Nació en el seno de una familia desestructurada. Su madre no lo trataba demasiado bien. Su hermano mayor estuvo en la cárcel en varias ocasiones y algunos lo describen como una persona muy violenta. Su padre había fallecido y la relación que guardaba con su familia no era demasiado cordial, sólo tenía malas palabras para su madre que, decía, nunca se ocupó de él. Vivía sólo desde los 15 años, custodiado por una familia que lo acogió en malos momentos.
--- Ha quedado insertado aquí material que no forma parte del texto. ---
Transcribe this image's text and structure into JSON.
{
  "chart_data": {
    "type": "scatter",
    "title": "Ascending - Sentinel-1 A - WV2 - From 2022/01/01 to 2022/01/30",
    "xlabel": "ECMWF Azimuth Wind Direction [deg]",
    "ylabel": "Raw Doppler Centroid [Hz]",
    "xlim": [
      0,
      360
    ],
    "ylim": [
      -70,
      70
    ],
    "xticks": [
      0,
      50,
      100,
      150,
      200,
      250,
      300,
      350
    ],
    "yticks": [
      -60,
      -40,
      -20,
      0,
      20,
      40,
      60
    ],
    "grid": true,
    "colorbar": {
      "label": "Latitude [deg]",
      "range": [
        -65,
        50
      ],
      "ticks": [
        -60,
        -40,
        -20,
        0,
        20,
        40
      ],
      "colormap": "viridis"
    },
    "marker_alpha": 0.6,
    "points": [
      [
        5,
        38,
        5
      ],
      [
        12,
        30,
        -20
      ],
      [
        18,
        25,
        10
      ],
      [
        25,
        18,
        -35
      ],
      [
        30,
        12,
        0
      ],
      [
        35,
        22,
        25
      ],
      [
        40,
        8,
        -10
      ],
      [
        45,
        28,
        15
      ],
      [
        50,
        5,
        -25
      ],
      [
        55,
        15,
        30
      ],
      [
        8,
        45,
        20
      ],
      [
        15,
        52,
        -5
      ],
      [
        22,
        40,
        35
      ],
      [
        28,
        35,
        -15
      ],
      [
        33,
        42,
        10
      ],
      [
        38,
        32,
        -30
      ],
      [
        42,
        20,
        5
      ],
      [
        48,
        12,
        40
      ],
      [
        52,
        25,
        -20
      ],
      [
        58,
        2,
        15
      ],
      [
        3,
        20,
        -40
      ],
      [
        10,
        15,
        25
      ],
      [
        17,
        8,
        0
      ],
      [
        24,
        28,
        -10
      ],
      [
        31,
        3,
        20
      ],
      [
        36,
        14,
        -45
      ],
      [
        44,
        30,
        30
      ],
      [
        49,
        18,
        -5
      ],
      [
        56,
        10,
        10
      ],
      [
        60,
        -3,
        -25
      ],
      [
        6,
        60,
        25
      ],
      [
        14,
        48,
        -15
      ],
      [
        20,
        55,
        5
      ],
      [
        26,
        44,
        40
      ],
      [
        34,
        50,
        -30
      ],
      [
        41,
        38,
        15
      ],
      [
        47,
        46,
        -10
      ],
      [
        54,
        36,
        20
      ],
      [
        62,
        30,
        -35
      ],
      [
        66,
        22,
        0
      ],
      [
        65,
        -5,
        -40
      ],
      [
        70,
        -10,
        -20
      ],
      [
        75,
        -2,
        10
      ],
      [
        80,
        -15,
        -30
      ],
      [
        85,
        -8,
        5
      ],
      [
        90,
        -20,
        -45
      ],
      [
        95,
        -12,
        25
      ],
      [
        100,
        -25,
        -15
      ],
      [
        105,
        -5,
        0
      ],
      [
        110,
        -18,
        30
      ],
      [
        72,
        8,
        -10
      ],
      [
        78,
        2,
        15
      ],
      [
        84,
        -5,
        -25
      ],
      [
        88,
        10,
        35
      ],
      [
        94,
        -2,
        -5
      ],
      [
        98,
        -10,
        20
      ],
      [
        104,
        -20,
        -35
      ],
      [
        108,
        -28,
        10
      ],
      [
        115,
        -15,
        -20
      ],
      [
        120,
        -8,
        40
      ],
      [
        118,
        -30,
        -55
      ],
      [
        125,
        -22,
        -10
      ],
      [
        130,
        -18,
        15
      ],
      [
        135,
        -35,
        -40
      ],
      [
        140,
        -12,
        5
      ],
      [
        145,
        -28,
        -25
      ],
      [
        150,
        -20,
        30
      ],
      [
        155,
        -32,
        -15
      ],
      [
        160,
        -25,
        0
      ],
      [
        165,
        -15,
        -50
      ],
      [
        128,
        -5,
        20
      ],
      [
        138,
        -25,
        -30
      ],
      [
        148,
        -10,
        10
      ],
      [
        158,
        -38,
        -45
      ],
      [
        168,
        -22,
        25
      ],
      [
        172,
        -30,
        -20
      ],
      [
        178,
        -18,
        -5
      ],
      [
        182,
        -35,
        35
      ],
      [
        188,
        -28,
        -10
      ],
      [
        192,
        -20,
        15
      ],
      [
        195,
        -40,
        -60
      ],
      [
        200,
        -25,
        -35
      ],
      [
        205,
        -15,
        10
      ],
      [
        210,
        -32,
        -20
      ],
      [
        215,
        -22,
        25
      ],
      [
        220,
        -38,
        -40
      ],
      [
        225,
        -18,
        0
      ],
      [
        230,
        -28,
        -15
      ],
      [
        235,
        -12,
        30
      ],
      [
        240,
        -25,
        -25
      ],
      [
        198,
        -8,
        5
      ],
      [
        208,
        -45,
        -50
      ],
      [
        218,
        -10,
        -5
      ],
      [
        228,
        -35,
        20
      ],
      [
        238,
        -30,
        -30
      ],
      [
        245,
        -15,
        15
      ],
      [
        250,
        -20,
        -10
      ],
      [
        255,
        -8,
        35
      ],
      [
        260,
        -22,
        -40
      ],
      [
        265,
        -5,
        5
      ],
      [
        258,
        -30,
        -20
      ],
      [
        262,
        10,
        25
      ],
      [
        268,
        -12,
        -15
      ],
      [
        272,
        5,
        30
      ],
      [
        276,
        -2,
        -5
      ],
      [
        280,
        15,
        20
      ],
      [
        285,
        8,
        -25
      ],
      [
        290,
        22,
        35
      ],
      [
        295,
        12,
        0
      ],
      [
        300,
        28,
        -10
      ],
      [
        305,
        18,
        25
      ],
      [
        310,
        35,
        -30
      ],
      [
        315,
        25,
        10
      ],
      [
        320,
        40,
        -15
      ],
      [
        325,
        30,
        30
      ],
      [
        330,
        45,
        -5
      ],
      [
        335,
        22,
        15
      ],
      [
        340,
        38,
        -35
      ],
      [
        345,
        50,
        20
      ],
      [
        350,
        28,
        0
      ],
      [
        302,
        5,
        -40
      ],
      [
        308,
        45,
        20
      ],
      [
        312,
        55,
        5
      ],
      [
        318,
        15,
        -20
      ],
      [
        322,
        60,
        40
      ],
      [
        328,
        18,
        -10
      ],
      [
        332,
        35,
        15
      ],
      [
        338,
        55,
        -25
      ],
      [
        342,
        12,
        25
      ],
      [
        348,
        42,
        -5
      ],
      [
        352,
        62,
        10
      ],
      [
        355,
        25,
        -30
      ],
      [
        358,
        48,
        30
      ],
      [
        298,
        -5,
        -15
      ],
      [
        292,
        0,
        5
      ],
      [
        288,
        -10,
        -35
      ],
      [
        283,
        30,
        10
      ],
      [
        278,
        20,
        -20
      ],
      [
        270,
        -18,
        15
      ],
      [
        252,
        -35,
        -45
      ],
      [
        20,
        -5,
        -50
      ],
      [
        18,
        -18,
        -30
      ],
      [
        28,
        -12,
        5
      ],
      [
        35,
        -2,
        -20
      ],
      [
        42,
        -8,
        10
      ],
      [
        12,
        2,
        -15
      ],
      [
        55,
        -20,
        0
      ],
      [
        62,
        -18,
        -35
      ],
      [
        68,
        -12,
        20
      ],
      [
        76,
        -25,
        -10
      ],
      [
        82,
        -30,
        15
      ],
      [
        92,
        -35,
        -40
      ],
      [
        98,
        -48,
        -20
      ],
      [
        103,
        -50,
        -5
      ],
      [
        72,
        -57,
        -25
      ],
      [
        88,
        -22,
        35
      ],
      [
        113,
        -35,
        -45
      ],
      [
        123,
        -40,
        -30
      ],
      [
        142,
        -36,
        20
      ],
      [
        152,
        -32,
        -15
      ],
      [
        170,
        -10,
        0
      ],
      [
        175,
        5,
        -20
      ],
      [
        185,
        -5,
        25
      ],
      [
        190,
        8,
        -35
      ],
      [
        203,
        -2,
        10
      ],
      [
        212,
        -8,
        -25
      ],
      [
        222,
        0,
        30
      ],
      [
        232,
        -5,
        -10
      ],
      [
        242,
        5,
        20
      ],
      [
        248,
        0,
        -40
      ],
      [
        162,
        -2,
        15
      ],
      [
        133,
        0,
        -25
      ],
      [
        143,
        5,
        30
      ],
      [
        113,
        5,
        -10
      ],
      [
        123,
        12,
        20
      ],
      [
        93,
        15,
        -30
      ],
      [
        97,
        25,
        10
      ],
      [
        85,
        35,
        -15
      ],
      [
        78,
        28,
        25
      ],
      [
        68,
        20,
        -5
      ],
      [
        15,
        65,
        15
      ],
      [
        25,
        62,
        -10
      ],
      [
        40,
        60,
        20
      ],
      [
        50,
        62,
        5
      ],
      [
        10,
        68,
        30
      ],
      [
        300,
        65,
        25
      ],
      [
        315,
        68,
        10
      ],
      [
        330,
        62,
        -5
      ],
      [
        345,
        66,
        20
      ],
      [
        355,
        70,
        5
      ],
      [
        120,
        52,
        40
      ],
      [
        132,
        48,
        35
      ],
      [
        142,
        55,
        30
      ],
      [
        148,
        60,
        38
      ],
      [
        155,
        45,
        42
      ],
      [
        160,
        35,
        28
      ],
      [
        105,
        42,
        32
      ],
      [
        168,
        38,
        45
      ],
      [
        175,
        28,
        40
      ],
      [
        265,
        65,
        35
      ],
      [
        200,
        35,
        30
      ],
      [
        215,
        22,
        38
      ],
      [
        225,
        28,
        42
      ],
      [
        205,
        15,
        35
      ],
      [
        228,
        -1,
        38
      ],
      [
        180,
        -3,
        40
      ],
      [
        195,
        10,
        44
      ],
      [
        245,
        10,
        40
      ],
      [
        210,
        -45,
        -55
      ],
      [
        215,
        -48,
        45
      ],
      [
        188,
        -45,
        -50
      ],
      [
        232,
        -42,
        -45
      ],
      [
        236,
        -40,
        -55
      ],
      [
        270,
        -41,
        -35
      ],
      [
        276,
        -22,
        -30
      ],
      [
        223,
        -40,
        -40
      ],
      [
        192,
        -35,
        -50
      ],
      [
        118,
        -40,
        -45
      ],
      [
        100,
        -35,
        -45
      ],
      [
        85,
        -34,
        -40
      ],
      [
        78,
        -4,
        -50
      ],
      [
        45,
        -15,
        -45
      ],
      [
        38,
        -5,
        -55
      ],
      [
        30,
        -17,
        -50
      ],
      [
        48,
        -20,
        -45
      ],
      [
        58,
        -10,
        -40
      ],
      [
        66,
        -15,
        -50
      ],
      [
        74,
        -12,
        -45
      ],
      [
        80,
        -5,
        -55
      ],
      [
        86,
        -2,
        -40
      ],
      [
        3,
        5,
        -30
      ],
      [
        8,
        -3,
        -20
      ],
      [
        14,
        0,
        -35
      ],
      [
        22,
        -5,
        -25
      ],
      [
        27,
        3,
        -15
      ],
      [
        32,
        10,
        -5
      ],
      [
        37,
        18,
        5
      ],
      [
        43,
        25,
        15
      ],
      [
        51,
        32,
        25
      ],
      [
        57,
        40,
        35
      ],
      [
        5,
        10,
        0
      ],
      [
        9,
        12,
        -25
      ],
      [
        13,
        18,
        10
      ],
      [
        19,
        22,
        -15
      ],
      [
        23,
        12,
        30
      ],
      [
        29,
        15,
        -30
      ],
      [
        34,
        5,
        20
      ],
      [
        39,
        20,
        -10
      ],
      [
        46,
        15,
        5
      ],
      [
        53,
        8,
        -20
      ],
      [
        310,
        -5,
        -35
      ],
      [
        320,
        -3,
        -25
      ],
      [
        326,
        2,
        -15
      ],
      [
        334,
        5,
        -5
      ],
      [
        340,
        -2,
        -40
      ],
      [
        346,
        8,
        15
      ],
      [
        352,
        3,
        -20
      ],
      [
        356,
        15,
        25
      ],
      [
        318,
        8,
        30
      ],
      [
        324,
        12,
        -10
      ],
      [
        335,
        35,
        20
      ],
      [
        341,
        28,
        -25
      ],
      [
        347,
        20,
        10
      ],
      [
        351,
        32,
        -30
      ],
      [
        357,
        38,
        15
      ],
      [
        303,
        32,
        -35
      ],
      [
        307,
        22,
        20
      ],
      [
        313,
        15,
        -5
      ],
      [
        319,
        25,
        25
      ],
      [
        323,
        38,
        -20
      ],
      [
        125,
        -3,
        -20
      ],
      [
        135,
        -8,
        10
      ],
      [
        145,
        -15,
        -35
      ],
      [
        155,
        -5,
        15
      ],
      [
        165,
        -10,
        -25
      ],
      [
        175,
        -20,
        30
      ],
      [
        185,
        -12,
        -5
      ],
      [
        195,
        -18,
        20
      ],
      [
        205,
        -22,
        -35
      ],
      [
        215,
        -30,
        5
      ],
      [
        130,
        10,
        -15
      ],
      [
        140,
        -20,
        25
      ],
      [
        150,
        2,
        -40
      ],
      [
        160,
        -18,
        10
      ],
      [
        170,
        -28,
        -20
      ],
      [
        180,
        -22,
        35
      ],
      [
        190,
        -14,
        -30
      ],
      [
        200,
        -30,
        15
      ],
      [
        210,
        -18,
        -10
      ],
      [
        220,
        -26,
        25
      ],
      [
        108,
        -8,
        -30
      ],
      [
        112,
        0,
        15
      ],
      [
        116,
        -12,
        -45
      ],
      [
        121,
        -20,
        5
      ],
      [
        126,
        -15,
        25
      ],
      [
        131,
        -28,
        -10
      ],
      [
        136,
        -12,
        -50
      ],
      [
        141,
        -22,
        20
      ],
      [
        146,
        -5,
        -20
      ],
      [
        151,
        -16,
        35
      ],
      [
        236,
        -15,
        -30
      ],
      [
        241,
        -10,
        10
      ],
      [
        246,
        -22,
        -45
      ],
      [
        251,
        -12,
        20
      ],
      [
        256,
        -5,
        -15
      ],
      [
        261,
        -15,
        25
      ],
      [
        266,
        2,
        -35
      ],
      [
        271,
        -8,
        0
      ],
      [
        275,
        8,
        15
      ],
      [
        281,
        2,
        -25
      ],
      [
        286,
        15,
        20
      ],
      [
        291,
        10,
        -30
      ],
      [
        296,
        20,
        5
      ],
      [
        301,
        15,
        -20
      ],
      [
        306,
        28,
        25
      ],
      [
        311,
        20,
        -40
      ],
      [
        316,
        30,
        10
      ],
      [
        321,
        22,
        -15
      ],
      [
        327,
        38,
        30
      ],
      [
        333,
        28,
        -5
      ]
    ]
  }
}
Su juventud la pasó en Chipiona, trabajando y alternando parejas sentimentales que no duraban demasiado debido a su tendencia a la infidelidad. Aunque la mayoría de ellas siempre terminaban conservando cierta amistad con él. Algunas lo definen como un «golfo» aunque nada más allá de eso. Antonio nunca fue descrito por sus parejas, al menos de cara a la galería, como un hombre violento y tampoco se conoce que maltratara a ninguna de ellas.
Por el momento se desconocen cómo se ha visto envuelto en la muerte de Laura, ni tampoco ha sido posible determinar la conexión que los unía, aunque él declaró ayer ante el juez que no existía ninguna relación sentimental entre ambos.
Clientes asiduos al bar donde trabajaba ahora, aseguran que la víctima era habitual en la zona, donde se tomaba algunas cervezas y afirman que entre ella y Antonio había «mucho cachondeo». Algunos incluso dicen haberlos visto irse juntos en alguna ocasión cuando él cerraba el establecimiento, aunque nadie conocía con exactitud la relación que tenían.
Cuando apenas habían pasado dos días de la muerte de la norteamericana, Antonio se comportaba con total normalidad. Acudió a su puesto de trabajo en el bar El Greco que compaginaba trabajando en una confitería cercana donde de vez en cuando hacía los desayunos para sacarse un dinero extra. Allí todos le trataban con cariño y lo saludaban cordialmente riéndose de sus múltiples bromas. Además, y como si no hubiera pasado nada, el pasado fin de semana salió con sus amigos a tomar unas copas y se recogió a altas horas de la madrugada, ya que el lunes era su día de descanso.
A pesar de que algunos de sus vecinos del Tiro de Línea lo describen como un hombre violento y agresivo no es esa la imagen que tenían la mayoría de sus conocidos, que se han mostrado compungidos ante los hechos e incluso aseguran que «es doloroso creer que haya podido cometer tal atrocidad».